Qwen3.5 122B and 35B models offer Sonnet 4.5 performance on local computers

Chinese vs non-Chinese models & trust

  • Some want to avoid Chinese models for geopolitical or regulatory reasons, especially when handling sensitive customer data, regardless of “open weights.”
  • Others argue provenance of weights matters less than where inference is hosted and that openness makes Chinese models more trustworthy than US closed models.
  • There is concern that Chinese LLMs are aligned to government narratives on censored topics; others note US models also embed propaganda, just of a different flavor.
  • Several EU-based commenters say they trust China more than the US on foreign policy, highlighting how trust is highly contextual and political.

How close to Sonnet 4.5? Benchmarks vs real use

  • Many doubt the headline claim that Qwen3.5 (122B/35B) matches Claude Sonnet 4.5 overall.
  • Shared evals suggest performance roughly between Claude Haiku 4.5 and Sonnet 4.5, with some saying the title should have referenced Haiku instead.
  • Some report Qwen3.5-27B performing near Sonnet 4.0 on reasoning benchmarks; 397B variants are compared to older Opus versions, not current frontier models.
  • Multiple commenters argue benchmarks are heavily “benchmaxed” (benchmarks likely in training data), so real-world performance lags advertised scores.

Model behavior & reasoning quirks

  • Qwen3.5 often enters long, verbose “planning” or “thinking” loops (e.g., struggling with trivial “potato 100 times” requests) unless given strong system prompts and tuned sampling parameters.
  • Users note impressive persistence and tool-use capabilities for coding, but also brittle behavior and weird loops, especially under default settings or buggy runtimes.
  • Opinions on specific variants diverge: several praise 27B dense as “best local-sized model,” while some call 35B A3B “fast but bad,” others find it very effective.

Hardware, quantization & runtimes

  • Practical configs range from:
    • Single 24GB Nvidia cards (A5000/3090/4090/5090) running 27B/35B at Q4 with decent context and speed.
    • 96GB RTX 6000-class cards enabling larger models or longer context windows.
    • High-RAM Macs (M-series 32–128GB) using MLX/llama.cpp, though thermals and long tasks can cause severe slowdowns.
    • AMD GPUs via llama.cpp (HIP/Vulkan) and workstation Radeon AI PRO cards.
  • 4-bit quantization (especially Unsloth and other advanced schemes) is widely seen as the sweet spot for local use; Qwen3.5 is reported to be unusually tolerant of quantization.
  • Some note misleading marketing around “80GB VRAM is enough,” since full-precision GGUFs are enormous and require aggressive quantization.

Use cases: where local models work well vs not

  • Strongest use cases: narrow, well-specified coding tasks, tooling/agent backends, prompt expansion, translation, formatting, sentiment analysis, image captioning, and home/office automations.
  • Several report surprisingly good coding (e.g., full SPA calculators, custom PCA in Polars) on Qwen3.5 and related coder variants.
  • For deep research, ambiguous problem-solving, and complex agentic workflows, frontier cloud models (Claude Opus/Sonnet, Gemini, etc.) are still widely considered clearly superior.
  • Some teams must avoid cloud entirely; for them, rapid progress in open/self-hosted models is already practically valuable despite the gap to frontier models.

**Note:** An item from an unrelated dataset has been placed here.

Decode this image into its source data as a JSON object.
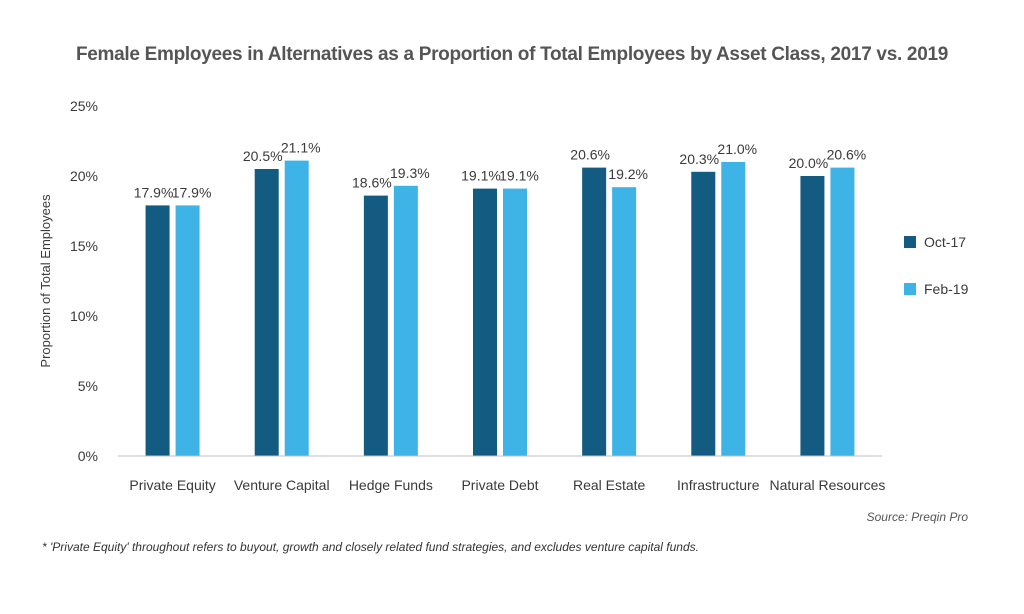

Tooling, runtimes & ecosystem issues

  • Popular stacks: llama.cpp, MLX, LM Studio, OpenCode, OpenWebUI, Swival, and various GGUF quants on Hugging Face and Unsloth.
  • Ollama’s Qwen3.5 integration is reported buggy (looping, mis-set parameters), so users are warned not to judge the model solely via Ollama.
  • Commenters emphasize inference is “knob-heavy”: temperature, top-p/k, min-p, penalties, templates, and runtime bugs can drastically affect apparent quality.
  • Several predict continued fast improvement; others insist that, today, no local/open model consistently matches the breadth and reliability of Sonnet 4.5 across varied tasks.